Broiler-type chicks hatched in May totaled 8.08 million, the USDA said, down 26,860, or 3.44%%, from 7.81 million a month earlier.  However, May’s total was 2,255, or 0.28%, below the 8.10 million of a year earlier.

However, not all broiler-type chicks are placed into growing facilities to be grown into birds destined for consumption.  Many are weeded out because of imperfections, sex or some other criteria.

The Denver-based Livestock Marketing Information Center graphs weekly numbers of chicks placed into growing facilities for the six weeks or so it takes to grow to slaughter weight.

It’s clear from the weekly data that integrators are keeping the pressure on competing meats like beef by continuing their policies of advancing production over the 2010-2014 average.  But it’s also clear that they aren’t pushing the envelope as hard this year as in years past when a 2% annual increase was almost a given.




While weekly broiler chicks placed and broiler slaughter are running in line with last year, or even the previous five-year average, broiler production is up.  Year-to-date production totals 22.5 billion pounds, up 700 million, or 3.21% from 21.8 billion in the same period last year.  It also is up 2.1 billion, or 10.3%, from the 2010-2014 average of 20.4 billion.

So, if chicken production is up on steady placements and slaughter, weights must be higher.  This is confirmed by April USDA data which said, “Young chickens slaughtered during April 2016 averaged 6.19 pounds per bird, up 1% from April 2015.  The average live weight of mature chickens was 5.82 pounds per bird, up 1% from a year ago.”

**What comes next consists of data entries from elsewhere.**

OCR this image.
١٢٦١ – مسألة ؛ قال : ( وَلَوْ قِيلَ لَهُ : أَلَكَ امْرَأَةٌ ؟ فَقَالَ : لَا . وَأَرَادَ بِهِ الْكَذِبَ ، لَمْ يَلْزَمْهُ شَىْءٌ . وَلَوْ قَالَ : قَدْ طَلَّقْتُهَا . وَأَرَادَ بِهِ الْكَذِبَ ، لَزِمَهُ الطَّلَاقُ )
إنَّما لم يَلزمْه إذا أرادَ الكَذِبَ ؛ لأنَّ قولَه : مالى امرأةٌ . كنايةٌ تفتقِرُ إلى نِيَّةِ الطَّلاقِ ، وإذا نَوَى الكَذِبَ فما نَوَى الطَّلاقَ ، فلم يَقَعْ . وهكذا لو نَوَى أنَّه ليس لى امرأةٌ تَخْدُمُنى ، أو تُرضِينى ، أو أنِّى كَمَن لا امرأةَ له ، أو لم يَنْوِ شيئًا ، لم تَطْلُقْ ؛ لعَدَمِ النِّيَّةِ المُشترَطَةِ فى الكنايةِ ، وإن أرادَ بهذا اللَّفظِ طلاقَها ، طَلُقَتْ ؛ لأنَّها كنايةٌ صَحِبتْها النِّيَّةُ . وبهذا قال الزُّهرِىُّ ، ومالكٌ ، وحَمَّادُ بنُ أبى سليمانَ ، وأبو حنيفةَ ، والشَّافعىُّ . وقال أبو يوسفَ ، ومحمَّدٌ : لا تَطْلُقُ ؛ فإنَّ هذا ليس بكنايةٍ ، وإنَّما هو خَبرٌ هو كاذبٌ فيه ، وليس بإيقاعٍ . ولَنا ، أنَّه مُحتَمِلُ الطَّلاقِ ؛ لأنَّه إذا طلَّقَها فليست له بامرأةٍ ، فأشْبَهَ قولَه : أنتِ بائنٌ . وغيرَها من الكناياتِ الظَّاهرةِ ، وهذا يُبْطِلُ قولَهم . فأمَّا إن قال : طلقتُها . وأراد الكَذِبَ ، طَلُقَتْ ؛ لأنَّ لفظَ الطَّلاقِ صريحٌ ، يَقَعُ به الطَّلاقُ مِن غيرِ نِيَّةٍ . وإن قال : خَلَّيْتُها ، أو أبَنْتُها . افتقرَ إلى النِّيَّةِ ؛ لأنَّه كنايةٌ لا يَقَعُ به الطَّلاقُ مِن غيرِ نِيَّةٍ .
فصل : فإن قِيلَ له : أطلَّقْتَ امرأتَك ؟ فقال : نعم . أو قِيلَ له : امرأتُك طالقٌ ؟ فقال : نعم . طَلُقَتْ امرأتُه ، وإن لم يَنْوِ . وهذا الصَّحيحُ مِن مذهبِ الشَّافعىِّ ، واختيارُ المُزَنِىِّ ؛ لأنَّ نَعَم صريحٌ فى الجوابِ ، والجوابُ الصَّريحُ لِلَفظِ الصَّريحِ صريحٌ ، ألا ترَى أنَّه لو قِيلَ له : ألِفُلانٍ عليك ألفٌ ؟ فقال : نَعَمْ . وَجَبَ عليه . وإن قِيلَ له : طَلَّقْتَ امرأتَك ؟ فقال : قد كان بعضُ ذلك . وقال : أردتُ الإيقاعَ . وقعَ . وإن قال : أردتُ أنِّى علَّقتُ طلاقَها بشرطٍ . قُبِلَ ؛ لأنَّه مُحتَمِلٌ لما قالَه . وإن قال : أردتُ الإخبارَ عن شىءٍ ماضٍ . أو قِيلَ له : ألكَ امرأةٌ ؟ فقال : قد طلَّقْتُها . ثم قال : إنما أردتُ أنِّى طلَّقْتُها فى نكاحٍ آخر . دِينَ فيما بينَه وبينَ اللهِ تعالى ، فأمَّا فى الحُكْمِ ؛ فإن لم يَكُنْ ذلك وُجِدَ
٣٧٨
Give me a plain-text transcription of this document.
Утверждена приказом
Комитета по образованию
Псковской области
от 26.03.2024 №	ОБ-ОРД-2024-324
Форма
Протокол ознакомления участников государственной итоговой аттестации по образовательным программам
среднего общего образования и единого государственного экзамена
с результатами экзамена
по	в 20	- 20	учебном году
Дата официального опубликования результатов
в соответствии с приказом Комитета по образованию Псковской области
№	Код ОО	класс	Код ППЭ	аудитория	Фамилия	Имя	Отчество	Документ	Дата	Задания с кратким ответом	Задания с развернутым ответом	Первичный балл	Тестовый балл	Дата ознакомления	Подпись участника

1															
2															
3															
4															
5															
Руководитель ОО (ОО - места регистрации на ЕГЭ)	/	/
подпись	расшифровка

Cash cattle markets Wednesday were $5 per cwt lower than last week at mostly $116.  Tuesday, a few traded to $117, but none were reported at this level on Wednesday.  No trades were reported in dressed markets.

Cash cattle markets last week were $7 per cwt lower at $121 live.  Dressed trades were at $197, down $9 to $10.

The USDA’s choice cutout Wednesday was $1.07 per cwt lower at $217.08, while select was up $0.14 at $198.35.  The choice/select spread narrowed to $18.73 from $19.94 with 113 loads of fabricated product sold into the spot market.

The CME Feeder Cattle Index for the seven days ended Tuesday was $141.61 per cwt, down $0.52.  This compares with the Aug settlement Wednesday of $140.17, up $0.90.